Más que discernir sobre las falencias en la entrega de las prestaciones, quisiera en esta columna poner de relieve cómo se construye realidad comunicacional a partir de un término tan extremo, tan al límite.

Y es que hablar de colapso puede denotar simplemente una disminución o paralización de alguna actividad, pero también conllevar el sentido de caos y confusión, carga emocional que pisa la frontera del colapso como sinónimo de desplome, de derrumbe de lo que se ha construido, como el acabose. Y vaya que son diferentes las consecuencias, las soluciones y las responsabilidades en un caso o el otro.

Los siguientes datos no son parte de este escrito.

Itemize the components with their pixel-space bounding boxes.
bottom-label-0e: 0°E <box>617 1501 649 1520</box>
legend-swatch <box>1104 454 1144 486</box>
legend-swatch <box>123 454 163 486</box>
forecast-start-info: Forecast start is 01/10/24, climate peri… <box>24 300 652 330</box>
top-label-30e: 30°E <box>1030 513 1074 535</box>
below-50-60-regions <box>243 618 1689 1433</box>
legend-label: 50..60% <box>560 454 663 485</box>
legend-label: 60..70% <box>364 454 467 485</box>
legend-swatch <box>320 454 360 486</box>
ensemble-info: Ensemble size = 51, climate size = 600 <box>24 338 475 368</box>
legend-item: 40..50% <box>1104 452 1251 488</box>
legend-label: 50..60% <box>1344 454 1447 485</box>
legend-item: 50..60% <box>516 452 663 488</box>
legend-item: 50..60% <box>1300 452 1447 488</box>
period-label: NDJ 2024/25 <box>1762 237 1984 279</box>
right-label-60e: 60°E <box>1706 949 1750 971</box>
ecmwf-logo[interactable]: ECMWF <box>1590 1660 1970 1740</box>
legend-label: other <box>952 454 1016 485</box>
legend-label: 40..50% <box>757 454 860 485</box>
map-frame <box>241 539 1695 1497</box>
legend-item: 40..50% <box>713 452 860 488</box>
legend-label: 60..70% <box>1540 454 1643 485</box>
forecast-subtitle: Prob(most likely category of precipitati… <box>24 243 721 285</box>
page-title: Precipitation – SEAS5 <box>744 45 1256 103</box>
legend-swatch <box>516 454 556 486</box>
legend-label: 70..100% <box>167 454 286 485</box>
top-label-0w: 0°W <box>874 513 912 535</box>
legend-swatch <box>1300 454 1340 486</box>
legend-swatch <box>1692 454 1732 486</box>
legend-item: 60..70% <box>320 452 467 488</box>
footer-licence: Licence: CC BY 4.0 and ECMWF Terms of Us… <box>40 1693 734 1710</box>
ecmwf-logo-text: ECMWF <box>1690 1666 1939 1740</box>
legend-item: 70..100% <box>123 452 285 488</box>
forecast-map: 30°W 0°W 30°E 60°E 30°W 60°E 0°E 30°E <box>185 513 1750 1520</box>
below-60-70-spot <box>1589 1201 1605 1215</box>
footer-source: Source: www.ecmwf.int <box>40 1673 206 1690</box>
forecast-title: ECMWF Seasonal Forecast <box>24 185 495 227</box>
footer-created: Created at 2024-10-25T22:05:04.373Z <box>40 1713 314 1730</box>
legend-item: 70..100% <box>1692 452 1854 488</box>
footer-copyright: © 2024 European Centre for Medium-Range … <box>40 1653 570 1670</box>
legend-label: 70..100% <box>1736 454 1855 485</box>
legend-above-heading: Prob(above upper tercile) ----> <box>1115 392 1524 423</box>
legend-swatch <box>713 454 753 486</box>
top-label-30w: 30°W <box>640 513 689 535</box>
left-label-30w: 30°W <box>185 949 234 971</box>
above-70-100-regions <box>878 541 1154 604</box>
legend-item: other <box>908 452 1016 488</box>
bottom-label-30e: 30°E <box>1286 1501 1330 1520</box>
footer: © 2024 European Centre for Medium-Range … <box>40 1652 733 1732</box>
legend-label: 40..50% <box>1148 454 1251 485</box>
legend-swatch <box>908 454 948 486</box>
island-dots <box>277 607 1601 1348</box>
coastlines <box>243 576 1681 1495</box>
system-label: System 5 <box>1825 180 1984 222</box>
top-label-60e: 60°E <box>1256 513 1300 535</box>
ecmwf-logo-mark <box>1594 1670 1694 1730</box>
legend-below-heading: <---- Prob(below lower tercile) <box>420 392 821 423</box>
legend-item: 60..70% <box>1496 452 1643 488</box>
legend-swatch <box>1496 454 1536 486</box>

Vale preguntarse si no estaremos llegando con demasiada facilidad a los extremos, acostumbrándonos a mirar los problemas de nuestro tiempo siempre desde el borde del barranco, afectados por la emoción del vértigo, al definir nuestra cotidianeidad como un colapso permanente. 

La diversidad de plataformas mediales y la actual capacidad de cobertura de los medios nos permiten estar al día y vivir los acontecimientos, espectáculos y crisis, en tiempo real. Nos sentimos parte y los vivimos en carne propia, lo que es una enorme oportunidad para construir una sociedad más dialogante y reflexiva.

Sin embargo, si el tono que predomina al comunicar es el de un deterioro permanente, tengo la impresión que estamos contribuyendo, como una profecía auto cumplida, a una sociedad abrumada, triste, en que la sensación de colapso puede invadir nuestro quehacer cotidiano.

¿Habrá llegado el momento  de obligarnos a ponderar y pensar que haremos una mayor contribución a la sociedad si nominamos con menos carga dramática los acontecimientos de la vida diaria y la política?